Of those who resigned, Frost developed an excellent reputation as an interviewer in America before returning home to Britain and helping to launch TV-AM, which ironically suffered badly in its early months, just like LWT, due to misjudging the viewers’ tastes. Frank Muir went on to make seventeen films before becoming a panellist on Call My Bluff, and Peacock became a successful media executive in America.

LWT in its early days had misjudged the ITV viewing public’s tastes. Viewers are not fools: badly made, adamantly downmarket programmes tend to fail quickly (as the seventies LWT was also to find), but neither do viewers expect their Saturday nights, when entertainment is the order of the day, to be dominated by intellectual programming totally out of place on a mainstream channel. The move towards the LWT familiar to viewers in the seventies, and the jettisoning of some of Frank Muir’s more abstract ideas, also raised criticisms that LWT had lied to gain its franchise. Consequently the station had a severe image problem that took years to disappear: one week it wanted to show left wing satire, the next Please Sir.

However, rotten luck also led to the demise of the BBC3 era LWT. Certainly the technicians strike could not have come at a worse time. The station was crippled for three weeks at the start by the industrial action, and the strong BBC1 schedule on a Saturday night, which would continue to hurt LWT in the seventies, proved difficult to beat.

While the BBC3 era at LWT was effectively over by September 1969, its ghosts returned in the seventies, and not to its detriment, as the station tried to prove to its Fleet Street critics that it was more than a vehicle for second-rate light entertainment and professional wrestling. In 1971 LWT stunned the critics by launching one of the best-loved period dramas of the seventies, the previously shelved Upstairs Downstairs, which ran for six years and attracted 20 million viewers, drawing viewers normally hostile to the station. Similarly LWT broke the rules of Saturday night broadcasting in 1973 by showing a tough police drama, New Scotland Yard, in place of entertainment: though little remembered now, except by this author, who always thought it was underrated, New Scotland Yard performed well in its slot and was an inspiration for The Sweeney. Also, LWT set up the public service-oriented Minorities Unit in the seventies and ran the daring series Gay Life for London’s gay community, considered very controversial at the time as homosexuality was a taboo subject.

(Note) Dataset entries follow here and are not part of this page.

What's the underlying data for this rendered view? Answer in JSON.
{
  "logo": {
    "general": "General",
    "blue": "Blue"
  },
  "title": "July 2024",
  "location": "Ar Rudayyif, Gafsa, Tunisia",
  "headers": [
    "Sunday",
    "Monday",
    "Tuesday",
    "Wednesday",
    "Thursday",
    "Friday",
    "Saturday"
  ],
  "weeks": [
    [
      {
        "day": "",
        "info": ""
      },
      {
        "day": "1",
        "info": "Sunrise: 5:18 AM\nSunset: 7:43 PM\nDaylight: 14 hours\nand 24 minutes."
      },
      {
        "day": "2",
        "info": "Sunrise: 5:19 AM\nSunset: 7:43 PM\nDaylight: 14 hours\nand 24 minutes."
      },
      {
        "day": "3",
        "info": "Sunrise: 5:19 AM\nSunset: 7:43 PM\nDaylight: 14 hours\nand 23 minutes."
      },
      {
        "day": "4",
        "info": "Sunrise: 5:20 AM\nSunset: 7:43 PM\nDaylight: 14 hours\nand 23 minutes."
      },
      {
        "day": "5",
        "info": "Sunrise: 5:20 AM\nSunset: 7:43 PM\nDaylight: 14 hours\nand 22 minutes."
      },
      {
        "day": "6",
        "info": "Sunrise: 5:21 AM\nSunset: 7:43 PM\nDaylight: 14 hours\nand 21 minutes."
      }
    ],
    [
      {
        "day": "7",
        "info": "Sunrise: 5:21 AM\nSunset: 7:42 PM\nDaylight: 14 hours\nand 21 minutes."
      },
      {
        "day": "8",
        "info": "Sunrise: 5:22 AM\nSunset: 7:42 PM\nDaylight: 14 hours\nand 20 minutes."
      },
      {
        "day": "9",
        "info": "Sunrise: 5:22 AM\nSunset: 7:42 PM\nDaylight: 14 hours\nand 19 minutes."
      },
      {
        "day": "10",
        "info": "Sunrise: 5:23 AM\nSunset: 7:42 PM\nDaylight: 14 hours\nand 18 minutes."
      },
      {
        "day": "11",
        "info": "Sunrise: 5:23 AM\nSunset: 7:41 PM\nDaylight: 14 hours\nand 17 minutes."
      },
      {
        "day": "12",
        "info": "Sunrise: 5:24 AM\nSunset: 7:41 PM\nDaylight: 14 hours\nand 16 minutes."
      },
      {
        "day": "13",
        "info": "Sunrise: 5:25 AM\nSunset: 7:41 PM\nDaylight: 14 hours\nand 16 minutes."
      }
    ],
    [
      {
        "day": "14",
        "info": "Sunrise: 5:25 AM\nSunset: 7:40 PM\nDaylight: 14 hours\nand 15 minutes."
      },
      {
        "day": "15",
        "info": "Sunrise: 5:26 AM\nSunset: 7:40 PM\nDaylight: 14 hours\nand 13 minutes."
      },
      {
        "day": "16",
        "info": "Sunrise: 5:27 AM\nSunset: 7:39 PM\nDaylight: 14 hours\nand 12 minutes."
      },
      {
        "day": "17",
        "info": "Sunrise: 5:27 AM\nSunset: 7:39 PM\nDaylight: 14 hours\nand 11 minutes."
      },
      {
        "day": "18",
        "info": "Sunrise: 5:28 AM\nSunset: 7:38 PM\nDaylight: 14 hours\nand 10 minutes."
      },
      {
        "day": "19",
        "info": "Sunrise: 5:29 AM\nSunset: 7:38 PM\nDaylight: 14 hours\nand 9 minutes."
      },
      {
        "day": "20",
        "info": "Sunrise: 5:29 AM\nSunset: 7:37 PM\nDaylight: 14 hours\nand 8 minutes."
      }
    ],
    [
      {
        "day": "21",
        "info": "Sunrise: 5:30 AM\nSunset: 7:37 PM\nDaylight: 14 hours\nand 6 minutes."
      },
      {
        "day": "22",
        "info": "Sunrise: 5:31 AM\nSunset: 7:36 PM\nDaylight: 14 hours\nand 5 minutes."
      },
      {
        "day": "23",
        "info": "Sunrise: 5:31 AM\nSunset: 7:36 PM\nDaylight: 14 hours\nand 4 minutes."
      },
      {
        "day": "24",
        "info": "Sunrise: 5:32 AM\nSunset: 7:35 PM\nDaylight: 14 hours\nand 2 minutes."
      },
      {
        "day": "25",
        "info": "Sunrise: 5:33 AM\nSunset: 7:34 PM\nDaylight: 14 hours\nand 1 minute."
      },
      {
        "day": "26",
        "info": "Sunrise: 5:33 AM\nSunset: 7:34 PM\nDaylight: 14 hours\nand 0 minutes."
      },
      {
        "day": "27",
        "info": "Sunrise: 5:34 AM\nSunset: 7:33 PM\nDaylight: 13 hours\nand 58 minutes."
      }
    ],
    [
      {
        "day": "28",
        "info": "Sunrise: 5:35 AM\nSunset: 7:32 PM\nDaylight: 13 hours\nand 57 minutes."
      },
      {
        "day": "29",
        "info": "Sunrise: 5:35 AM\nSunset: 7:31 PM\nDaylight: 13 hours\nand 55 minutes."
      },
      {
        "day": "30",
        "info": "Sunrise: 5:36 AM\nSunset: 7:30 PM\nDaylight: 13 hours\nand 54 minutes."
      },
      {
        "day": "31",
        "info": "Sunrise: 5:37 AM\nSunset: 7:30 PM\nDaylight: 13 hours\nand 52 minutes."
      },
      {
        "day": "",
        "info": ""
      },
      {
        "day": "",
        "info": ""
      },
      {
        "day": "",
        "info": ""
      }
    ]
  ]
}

Yet for the first ten years of its existence LWT was certainly not the critics’, and often not the viewers’, favourite ITV station. Again, in another twist of irony, it would take a member of the Grade family, this time Michael, to improve the fortunes of the station which had killed off the Grades’ London franchise in 1968. Michael Grade, seeing LWT as the least successful of the big five ITV contractors, decided, in the words of the BBC’s Alisdair Milne, “to act like the Mafia with a chequebook” and spend heavily to improve the station’s fortunes. In the space of three years, LWT had poached Bruce Forsyth from the BBC, outbid the BBC for Saturday football highlights, and had built up a range of shows that were now beating the BBC’s dominance of Saturday nights. With fears growing in the late seventies that LWT could lose its franchise due to its relatively poor performance, the station went on the offensive to gain viewers.

When the franchise for London weekends was decided in 1981, in complete contrast with the previous franchise round, LWT won because it had a proven track record in popular programming. Not surprisingly the station made no mention of being BBC3 second time round.

You Say

1 response to this article

trevor 20 May 2015 at 7:11 pm

I think lwt was one of the best during it’s heyday
but I couldn’t see it being popular today.
Television today is reaching its sell-by date in my opinion.
and if anything that has stopped it going under is the continued appeal of so called talent shows such as strictly and x factor.
other than those
there is little on TV these days that is worth watching.